The values used for the “New” classes (“New values” in the screenshot) were chosen because the tool only accepts integer values in this field. Since the desired classifications needed to be floating-point values, based on the mid-point between the lower and upper limits of the classes, the fields were simply recalculated to floats in the tables for the polygon features that were derived from these reclassified rasters. In the case of the red-boxed example below, the range is 5 to 5.499999 (ostensibly 5.5) so I simply added 5 and 5.5 then multiplied by 10 to remove the decimal point.  The class is thus assigned the value 105, which can later be divided by 20, in the vector feature class, to the desired class value of 5.25.  Note that the end values of .x99999 were chosen because the source wind speed data values are expressed with this precision.  Choosing “End” values at round 0.5 increments would have resulted in source wind speed point values being assigned to the wrong class.  The differences could be negligible but in the interested of maintaining the integrity of the data, the higher precision values were chosen for the upper limit.

Also carried over for the sake of completeness…

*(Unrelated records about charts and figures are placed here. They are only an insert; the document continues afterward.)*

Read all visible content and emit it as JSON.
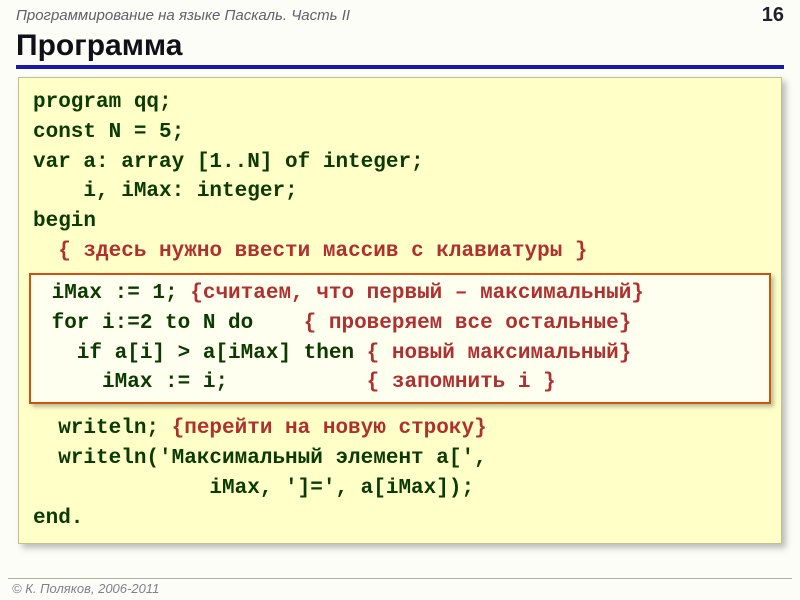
{
  "header": {
    "subtitle": "Программирование на языке Паскаль. Часть II",
    "page_number": "16"
  },
  "title": "Программа",
  "code": {
    "l1": "program qq;",
    "l2": "const N = 5;",
    "l3": "var a: array [1..N] of integer;",
    "l4": "    i, iMax: integer;",
    "l5": "begin",
    "l6_pre": "  ",
    "l6_cmt": "{ здесь нужно ввести массив с клавиатуры }",
    "box": {
      "b1_code": " iMax := 1; ",
      "b1_cmt": "{считаем, что первый – максимальный}",
      "b2_code": " for i:=2 to N do    ",
      "b2_cmt": "{ проверяем все остальные}",
      "b3_code": "   if a[i] > a[iMax] then ",
      "b3_cmt": "{ новый максимальный}",
      "b4_code": "     iMax := i;           ",
      "b4_cmt": "{ запомнить i }"
    },
    "l7_code": "  writeln; ",
    "l7_cmt": "{перейти на новую строку}",
    "l8": "  writeln('Максимальный элемент a[',",
    "l9": "              iMax, ']=', a[iMax]);",
    "l10": "end."
  },
  "footer": "© К. Поляков, 2006-2011",
  "colors": {
    "code_bg": "#ffffc8",
    "keyword": "#0a3a00",
    "comment": "#b03030",
    "title_underline": "#1a1aa8",
    "inner_border": "#d05010"
  }
}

It should be noted that, whenever rasters are symbolized with unique values, the full width of the color ramp will be used regardless of the lower and upper extremes of the values across the feature class. This posed a problem since the majority of the wind speed datasets had differing lower and upper extremes. What this meant was that the same shade of any color could be used for different class values (depending on what values were in the feature class). In other words, the same shade of dark green would be used regardless of what the lowest class value was in the dataset. This was not acceptable as we wanted there to be consistency in symbology when comparing wind speed for different months. My solution was to create an 8-bit (256 value) proxy raster, in Adobe Photoshop, that could be used to derive a master colormap. This colormap could then be applied to all of the rasters resulting in each class getting the same color regardless of its lowest and highest values. I will document this process in the future. In the meantime, feel free to check out the nifty little Python script I wrote to help divvy up the 256 8-bit values into 40 classes (which corresponds with the 40 classes that would be found in a hypothetical wind speed dataset with a range of 0 to 20 meters/second).

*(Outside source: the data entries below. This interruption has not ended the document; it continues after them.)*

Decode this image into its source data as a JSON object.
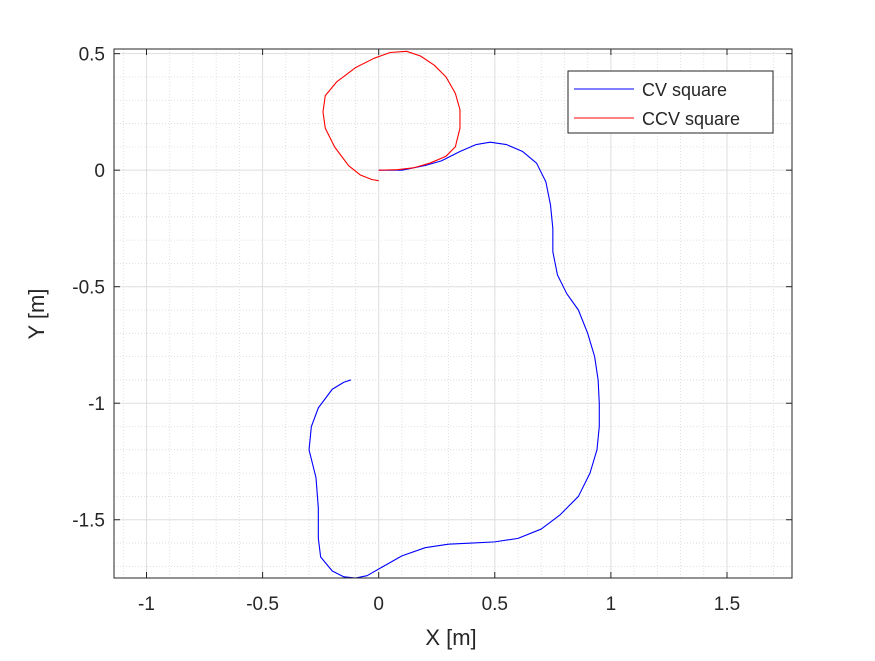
{
  "chart_data": {
    "type": "line",
    "title": "",
    "xlabel": "X [m]",
    "ylabel": "Y [m]",
    "xlim": [
      -1.14,
      1.78
    ],
    "ylim": [
      -1.75,
      0.52
    ],
    "xticks": [
      -1,
      -0.5,
      0,
      0.5,
      1,
      1.5
    ],
    "xtick_labels": [
      "-1",
      "-0.5",
      "0",
      "0.5",
      "1",
      "1.5"
    ],
    "yticks": [
      -1.5,
      -1,
      -0.5,
      0,
      0.5
    ],
    "ytick_labels": [
      "-1.5",
      "-1",
      "-0.5",
      "0",
      "0.5"
    ],
    "grid": true,
    "minor_grid": true,
    "legend_position": "top-right",
    "series": [
      {
        "name": "CV square",
        "color": "#0000ff",
        "points": [
          [
            0.0,
            0.0
          ],
          [
            0.1,
            0.0
          ],
          [
            0.2,
            0.02
          ],
          [
            0.27,
            0.04
          ],
          [
            0.35,
            0.08
          ],
          [
            0.42,
            0.11
          ],
          [
            0.48,
            0.12
          ],
          [
            0.55,
            0.11
          ],
          [
            0.62,
            0.08
          ],
          [
            0.68,
            0.03
          ],
          [
            0.72,
            -0.05
          ],
          [
            0.74,
            -0.15
          ],
          [
            0.75,
            -0.25
          ],
          [
            0.75,
            -0.35
          ],
          [
            0.77,
            -0.45
          ],
          [
            0.81,
            -0.53
          ],
          [
            0.86,
            -0.6
          ],
          [
            0.9,
            -0.7
          ],
          [
            0.93,
            -0.8
          ],
          [
            0.945,
            -0.9
          ],
          [
            0.95,
            -1.0
          ],
          [
            0.95,
            -1.1
          ],
          [
            0.94,
            -1.2
          ],
          [
            0.91,
            -1.3
          ],
          [
            0.86,
            -1.4
          ],
          [
            0.78,
            -1.48
          ],
          [
            0.7,
            -1.54
          ],
          [
            0.6,
            -1.58
          ],
          [
            0.5,
            -1.595
          ],
          [
            0.4,
            -1.6
          ],
          [
            0.3,
            -1.605
          ],
          [
            0.2,
            -1.62
          ],
          [
            0.1,
            -1.655
          ],
          [
            0.02,
            -1.7
          ],
          [
            -0.05,
            -1.74
          ],
          [
            -0.1,
            -1.75
          ],
          [
            -0.15,
            -1.745
          ],
          [
            -0.2,
            -1.72
          ],
          [
            -0.25,
            -1.66
          ],
          [
            -0.26,
            -1.58
          ],
          [
            -0.26,
            -1.45
          ],
          [
            -0.27,
            -1.32
          ],
          [
            -0.3,
            -1.2
          ],
          [
            -0.29,
            -1.1
          ],
          [
            -0.26,
            -1.02
          ],
          [
            -0.2,
            -0.94
          ],
          [
            -0.15,
            -0.91
          ],
          [
            -0.12,
            -0.9
          ]
        ]
      },
      {
        "name": "CCV square",
        "color": "#ff0000",
        "points": [
          [
            0.0,
            -0.045
          ],
          [
            -0.03,
            -0.04
          ],
          [
            -0.08,
            -0.02
          ],
          [
            -0.13,
            0.02
          ],
          [
            -0.19,
            0.1
          ],
          [
            -0.23,
            0.18
          ],
          [
            -0.24,
            0.25
          ],
          [
            -0.23,
            0.32
          ],
          [
            -0.18,
            0.38
          ],
          [
            -0.1,
            0.44
          ],
          [
            -0.02,
            0.48
          ],
          [
            0.05,
            0.505
          ],
          [
            0.12,
            0.51
          ],
          [
            0.18,
            0.49
          ],
          [
            0.24,
            0.45
          ],
          [
            0.29,
            0.4
          ],
          [
            0.33,
            0.33
          ],
          [
            0.35,
            0.26
          ],
          [
            0.35,
            0.18
          ],
          [
            0.33,
            0.1
          ],
          [
            0.29,
            0.06
          ],
          [
            0.22,
            0.03
          ],
          [
            0.15,
            0.01
          ],
          [
            0.08,
            0.002
          ],
          [
            0.0,
            0.0
          ]
        ]
      }
    ]
  }
}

Wind Speed Polygon Creation

After finishing the raster reclassification, the rasters were then converted to vector feature classes using the Raster to Polygon tool. A field was added to contain the final desired average wind speed class value (as discussed in the previous section). Using the field calculator, the new field was calculated to take the feature’s corresponding gridcode value (the raster’s newly assigned value from the previous step) and divide it by 20. This essentially unwraps the little math hoops I had to jump through in the previous step. In the red-boxed example (same one as above), the new value is calculated as 5.25. This gives this particular class a lower limit of 5.0 meters/second and an upper limit of 5.5 meters/second.

Thanks so much for taking the time to read! I initially thought this would be a simple replay of the 2020 work but as evidenced by this writing, there were plenty of new challenges to conquer. Again, lots of fun! Shout-outs again to Joel Osuna-Williams (CGST project manager) and Frank Pendleton (BOEM GIS analyst) for having me on the project.